A cord of negligible mass is wound round the rim of a fly wheel of mass $20$kg and radius $20$cm. A steady pull of $25N$ is applied on the cord as shown in Fig. The flywheel is mounted on a horizontal axle with frictionless bearings.
(a) Compute the angular acceleration of the wheel.
(b) Find the work done by the pull, when $2$m of the cord is unwound.
(c) Find also the kinetic energy of the wheel at this point. Assume that the wheel starts from rest.
(d) Compare answers to parts (b) and (c).

Answer 1

(a) We use $I\alpha =\tau$
the torque $\tau =FR$
$=25\times 0.20Nm$(as $R=0.20m$)
$=5.0Nm$
$I=M.I.$ of flywheel about its axis $=\frac{M{R}^2}{2}$
$=\frac{20.0\times (0.2{)}^2}{2}=0.4kg$ $m^2$
$\alpha =$ angular acceleration
$=5.0Nm/0.4kg$ $m^2=12.5s^{-2}$
(b) Work done by the pull unwinding $2m$ of the cord $=25N\times 2m=50J$
(c) Let $\omega$ be the final angular velocity.

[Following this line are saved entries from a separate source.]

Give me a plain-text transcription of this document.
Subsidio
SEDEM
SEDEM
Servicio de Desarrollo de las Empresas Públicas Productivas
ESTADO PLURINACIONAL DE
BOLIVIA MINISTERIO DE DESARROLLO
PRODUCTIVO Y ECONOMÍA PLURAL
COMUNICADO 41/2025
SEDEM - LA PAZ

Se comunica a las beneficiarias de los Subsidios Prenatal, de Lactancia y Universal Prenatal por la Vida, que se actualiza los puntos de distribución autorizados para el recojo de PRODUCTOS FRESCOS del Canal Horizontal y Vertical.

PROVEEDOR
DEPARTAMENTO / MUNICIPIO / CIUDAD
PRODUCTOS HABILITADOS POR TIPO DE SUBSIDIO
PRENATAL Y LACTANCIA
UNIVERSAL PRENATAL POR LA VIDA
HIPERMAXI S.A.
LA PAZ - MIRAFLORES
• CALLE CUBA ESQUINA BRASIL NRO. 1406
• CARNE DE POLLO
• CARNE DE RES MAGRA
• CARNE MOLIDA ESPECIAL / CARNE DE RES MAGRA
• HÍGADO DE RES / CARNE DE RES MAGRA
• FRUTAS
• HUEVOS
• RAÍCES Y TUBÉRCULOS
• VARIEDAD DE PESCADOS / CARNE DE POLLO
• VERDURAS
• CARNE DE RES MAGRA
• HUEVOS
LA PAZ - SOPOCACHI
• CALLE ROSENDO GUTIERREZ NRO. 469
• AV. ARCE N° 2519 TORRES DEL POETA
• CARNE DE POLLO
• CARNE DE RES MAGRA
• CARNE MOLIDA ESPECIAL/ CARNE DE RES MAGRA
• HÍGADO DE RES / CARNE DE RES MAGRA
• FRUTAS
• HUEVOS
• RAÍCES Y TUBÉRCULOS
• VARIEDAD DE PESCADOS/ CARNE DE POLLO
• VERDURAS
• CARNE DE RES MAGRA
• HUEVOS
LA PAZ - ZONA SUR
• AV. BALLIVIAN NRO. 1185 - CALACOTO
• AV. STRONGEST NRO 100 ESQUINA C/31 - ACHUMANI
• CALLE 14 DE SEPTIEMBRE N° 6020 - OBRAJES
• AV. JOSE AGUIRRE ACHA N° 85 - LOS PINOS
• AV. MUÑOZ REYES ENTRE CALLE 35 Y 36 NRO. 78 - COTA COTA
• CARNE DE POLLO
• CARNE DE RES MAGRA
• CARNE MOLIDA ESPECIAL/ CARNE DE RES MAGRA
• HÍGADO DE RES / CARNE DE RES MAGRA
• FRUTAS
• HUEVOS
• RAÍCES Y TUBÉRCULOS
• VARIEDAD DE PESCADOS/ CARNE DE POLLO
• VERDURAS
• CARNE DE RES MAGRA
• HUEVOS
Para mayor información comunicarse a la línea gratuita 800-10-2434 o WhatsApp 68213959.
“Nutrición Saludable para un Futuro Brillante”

The kinetic energy gained $=\frac{1}{2}I{\omega }^2$,
since the wheel starts from rest. Now,
${\omega }^2={\omega }_0^2+2a\theta ,{\omega }_0=0$
The angular displacement $\theta =$ length of unwound string/ radius of wheel $=2m/0.2m=10$rad
${\omega }^2=2\times 12.5\times 10.0=250(rad/s{)}^2$
$\therefore K.E.$ gained $=\frac{1}{2}\times 0.4\times 250=50J$
(d) The answer are the same, i.e. the kinetic energy gained by the wheel$=$work done by the force. There is no loss of energy due to friction.